如何使用单个抓取工具从多个域抓取数据。我使用漂亮的汤完成了对单个网站的爬行,但无法弄清楚如何创建一个通用的网站。
答案 0 :(得分:0)
这个问题是有缺陷的,你要抓的网站必须有一些共同点。
from bs4 import BeautifulSoup
from urllib import request
import urllib.request
for counter in range(0,10):
# site = input("Type the name of your website") Python 3+
site = raw_input("Type the name of your website")
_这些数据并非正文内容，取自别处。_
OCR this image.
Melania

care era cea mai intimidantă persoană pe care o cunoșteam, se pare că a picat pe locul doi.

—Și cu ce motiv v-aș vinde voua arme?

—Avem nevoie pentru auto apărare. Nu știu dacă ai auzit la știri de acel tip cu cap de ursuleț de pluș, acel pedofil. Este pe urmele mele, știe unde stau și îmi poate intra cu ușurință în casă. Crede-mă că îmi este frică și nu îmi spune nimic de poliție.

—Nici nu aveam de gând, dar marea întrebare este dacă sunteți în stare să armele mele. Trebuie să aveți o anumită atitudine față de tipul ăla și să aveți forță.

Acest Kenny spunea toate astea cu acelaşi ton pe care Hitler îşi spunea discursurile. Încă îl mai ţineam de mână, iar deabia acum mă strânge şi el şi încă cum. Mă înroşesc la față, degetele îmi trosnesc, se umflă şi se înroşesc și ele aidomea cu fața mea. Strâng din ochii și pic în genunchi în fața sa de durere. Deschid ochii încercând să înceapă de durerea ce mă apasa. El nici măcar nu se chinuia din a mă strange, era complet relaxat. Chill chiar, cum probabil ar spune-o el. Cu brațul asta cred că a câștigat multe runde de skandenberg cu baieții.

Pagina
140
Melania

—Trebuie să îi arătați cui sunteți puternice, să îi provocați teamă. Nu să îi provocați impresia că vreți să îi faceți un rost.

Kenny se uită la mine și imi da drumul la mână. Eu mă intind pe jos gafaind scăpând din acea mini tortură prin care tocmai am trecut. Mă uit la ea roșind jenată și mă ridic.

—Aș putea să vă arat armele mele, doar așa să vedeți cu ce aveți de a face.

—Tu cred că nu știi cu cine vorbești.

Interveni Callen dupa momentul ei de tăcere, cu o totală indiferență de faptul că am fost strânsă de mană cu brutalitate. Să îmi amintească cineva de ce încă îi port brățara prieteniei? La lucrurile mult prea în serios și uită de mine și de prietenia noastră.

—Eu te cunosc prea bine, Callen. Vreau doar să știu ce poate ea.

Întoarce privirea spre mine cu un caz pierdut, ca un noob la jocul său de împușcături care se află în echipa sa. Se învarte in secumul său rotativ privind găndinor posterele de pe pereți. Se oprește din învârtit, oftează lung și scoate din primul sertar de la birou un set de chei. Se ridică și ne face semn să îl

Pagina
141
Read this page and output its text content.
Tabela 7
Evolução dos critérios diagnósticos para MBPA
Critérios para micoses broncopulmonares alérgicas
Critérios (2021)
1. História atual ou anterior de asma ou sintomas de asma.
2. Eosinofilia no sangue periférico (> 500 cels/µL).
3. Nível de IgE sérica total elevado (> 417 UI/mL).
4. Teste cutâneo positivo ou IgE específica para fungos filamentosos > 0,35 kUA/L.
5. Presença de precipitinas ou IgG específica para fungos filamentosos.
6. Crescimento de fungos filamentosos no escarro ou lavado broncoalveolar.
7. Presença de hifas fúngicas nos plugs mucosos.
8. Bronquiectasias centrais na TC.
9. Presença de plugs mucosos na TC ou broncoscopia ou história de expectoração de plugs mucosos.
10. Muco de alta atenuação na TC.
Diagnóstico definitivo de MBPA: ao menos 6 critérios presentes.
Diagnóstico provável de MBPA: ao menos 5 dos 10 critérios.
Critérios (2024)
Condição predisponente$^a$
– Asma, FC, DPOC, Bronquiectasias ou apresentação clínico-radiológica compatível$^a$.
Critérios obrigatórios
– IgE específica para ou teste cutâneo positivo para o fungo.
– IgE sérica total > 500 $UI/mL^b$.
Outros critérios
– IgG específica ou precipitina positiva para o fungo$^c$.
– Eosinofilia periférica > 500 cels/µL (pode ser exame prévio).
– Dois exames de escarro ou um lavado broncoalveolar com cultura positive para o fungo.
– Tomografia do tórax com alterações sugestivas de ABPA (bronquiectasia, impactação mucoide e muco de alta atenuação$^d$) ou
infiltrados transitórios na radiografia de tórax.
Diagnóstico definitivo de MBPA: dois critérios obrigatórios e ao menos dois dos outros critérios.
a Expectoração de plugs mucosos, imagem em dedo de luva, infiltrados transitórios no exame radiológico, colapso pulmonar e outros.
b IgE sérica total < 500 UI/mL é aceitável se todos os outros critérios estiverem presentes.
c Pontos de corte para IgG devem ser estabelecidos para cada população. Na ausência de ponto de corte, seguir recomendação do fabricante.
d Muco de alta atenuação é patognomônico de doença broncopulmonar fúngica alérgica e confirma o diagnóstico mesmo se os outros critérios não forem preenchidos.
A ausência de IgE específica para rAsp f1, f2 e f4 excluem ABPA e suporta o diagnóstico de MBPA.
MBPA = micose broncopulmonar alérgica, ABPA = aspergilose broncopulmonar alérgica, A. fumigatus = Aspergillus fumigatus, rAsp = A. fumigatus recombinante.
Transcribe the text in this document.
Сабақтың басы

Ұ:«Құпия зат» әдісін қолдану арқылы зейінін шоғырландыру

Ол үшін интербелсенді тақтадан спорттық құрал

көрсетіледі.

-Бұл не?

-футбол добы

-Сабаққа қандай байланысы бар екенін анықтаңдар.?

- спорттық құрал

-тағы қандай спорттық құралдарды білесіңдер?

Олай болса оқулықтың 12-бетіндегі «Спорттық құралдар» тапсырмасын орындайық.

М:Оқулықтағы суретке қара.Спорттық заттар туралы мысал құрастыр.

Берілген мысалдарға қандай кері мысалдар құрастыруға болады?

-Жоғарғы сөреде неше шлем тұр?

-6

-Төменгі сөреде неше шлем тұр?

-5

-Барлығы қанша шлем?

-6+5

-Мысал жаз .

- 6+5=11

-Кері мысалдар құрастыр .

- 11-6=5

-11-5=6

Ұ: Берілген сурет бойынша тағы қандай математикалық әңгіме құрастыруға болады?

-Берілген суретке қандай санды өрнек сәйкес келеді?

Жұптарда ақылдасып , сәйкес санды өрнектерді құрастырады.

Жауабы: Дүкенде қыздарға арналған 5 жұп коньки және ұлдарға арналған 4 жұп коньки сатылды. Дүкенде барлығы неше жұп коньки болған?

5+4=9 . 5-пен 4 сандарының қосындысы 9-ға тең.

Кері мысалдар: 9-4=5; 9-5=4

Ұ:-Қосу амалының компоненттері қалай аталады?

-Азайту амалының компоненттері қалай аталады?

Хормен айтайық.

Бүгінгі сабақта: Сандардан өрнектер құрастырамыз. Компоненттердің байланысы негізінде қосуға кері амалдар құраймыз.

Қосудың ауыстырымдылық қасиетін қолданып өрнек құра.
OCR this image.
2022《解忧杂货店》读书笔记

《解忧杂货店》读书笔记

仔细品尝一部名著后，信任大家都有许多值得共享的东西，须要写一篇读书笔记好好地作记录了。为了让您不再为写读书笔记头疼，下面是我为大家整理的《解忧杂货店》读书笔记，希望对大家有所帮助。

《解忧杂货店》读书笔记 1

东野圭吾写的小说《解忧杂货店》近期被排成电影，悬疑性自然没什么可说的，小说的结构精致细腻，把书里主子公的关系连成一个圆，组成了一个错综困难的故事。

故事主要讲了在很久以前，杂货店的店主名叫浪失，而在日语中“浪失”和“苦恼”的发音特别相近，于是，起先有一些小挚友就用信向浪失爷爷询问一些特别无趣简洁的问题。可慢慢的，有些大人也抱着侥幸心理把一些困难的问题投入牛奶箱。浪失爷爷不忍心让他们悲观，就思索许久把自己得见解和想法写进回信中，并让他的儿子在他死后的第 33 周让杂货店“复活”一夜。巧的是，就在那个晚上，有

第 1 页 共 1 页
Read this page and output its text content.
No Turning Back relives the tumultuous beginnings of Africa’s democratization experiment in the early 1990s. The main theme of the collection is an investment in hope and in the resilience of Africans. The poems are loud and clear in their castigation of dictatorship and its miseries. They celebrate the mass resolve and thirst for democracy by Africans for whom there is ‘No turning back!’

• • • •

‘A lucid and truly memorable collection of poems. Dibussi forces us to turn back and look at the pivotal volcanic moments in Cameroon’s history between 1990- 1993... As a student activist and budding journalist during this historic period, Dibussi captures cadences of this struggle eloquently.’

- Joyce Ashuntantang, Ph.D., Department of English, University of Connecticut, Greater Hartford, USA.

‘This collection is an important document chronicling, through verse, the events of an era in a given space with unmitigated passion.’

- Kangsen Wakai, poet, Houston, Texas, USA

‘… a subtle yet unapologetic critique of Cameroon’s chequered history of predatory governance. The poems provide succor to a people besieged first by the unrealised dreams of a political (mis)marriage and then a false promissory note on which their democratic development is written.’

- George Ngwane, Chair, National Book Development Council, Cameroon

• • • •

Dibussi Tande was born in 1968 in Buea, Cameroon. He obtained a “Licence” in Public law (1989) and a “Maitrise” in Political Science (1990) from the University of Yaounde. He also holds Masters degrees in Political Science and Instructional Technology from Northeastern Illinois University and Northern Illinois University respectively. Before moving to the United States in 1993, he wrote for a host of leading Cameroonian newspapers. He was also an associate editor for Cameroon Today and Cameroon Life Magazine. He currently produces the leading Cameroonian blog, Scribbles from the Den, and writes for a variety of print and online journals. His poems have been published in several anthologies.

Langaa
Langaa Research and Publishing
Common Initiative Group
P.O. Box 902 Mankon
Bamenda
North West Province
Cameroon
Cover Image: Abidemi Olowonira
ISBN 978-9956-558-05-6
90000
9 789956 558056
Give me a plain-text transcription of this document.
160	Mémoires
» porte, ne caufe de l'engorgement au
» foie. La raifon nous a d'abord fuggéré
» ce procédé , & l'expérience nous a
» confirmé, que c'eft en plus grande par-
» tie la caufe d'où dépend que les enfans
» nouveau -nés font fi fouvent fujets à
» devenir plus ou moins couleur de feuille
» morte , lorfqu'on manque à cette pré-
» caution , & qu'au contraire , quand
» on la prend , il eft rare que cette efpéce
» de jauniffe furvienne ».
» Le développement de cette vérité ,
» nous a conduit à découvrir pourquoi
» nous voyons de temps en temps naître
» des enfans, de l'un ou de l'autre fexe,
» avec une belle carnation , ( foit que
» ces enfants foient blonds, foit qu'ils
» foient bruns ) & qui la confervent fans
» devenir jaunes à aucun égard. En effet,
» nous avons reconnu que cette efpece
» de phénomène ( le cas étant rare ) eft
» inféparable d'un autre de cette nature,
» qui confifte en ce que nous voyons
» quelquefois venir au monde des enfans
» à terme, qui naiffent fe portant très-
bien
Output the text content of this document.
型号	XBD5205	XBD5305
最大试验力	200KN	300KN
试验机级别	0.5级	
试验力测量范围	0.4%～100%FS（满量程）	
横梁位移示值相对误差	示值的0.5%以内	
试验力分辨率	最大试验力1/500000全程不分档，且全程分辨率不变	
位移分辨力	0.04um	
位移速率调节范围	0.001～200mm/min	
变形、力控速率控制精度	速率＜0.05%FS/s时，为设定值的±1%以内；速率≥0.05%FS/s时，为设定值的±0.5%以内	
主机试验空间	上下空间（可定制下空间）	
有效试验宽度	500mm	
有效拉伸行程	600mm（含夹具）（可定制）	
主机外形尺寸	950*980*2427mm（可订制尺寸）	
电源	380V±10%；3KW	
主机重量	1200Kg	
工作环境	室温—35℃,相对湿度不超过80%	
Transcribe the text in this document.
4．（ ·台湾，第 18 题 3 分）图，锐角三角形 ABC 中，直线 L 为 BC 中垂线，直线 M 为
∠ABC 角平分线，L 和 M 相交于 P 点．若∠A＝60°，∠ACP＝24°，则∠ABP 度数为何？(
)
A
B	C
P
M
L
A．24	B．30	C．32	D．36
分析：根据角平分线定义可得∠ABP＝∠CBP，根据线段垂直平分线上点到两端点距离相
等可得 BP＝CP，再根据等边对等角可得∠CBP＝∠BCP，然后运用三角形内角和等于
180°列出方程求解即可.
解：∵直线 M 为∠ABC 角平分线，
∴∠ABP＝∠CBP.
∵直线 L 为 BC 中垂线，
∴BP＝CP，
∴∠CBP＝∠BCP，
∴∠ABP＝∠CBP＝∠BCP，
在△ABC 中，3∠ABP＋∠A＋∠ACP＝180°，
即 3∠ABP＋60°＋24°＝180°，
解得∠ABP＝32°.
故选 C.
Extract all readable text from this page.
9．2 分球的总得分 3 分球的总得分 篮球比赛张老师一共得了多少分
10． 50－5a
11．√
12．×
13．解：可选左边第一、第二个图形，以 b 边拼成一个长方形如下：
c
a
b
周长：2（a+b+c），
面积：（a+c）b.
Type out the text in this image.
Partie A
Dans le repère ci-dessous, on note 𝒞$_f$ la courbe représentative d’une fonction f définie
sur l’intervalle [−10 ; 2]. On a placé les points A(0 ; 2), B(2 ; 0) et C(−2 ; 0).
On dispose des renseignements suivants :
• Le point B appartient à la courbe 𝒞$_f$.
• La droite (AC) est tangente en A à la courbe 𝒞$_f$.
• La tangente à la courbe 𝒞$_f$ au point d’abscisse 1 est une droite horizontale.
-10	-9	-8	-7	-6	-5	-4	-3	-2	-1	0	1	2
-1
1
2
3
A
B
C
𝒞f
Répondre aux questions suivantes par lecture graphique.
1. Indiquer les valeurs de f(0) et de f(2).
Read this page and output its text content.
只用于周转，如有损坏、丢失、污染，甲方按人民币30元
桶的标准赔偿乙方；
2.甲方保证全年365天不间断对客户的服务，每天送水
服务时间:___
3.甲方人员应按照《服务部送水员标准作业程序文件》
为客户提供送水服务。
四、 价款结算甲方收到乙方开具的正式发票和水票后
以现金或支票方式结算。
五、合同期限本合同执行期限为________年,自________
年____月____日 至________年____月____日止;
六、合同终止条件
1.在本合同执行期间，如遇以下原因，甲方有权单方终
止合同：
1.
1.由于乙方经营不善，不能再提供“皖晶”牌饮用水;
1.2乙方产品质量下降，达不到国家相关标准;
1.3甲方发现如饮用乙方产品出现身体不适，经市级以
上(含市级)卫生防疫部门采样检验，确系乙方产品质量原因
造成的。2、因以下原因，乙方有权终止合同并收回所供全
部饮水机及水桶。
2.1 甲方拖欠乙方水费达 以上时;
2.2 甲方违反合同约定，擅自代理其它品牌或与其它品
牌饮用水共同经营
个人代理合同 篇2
# Takes the website you typed and stores it in > site < variable
make_request_to_site = request.urlopen(site).read()
# Makes a request to the site that we stored in a var
soup = BeautifulSoup(make_request_to_site, "html.parser")
# We pass it through BeautifulSoup parser in this case html.parser
# Next we make a loop to find all links in the site that we stored
for link in soup.findAll('a'):
print link['href']
答案 1 :(得分:0)
如上所述,每个站点都有自己独特的选择器设置(,等)。单个通用爬虫无法进入网址并直观地了解要抓取的内容。
BeautifulSoup可能不是此类请求的最佳选择。 Scrapy是另一个网络爬虫库,它比BS4更强大。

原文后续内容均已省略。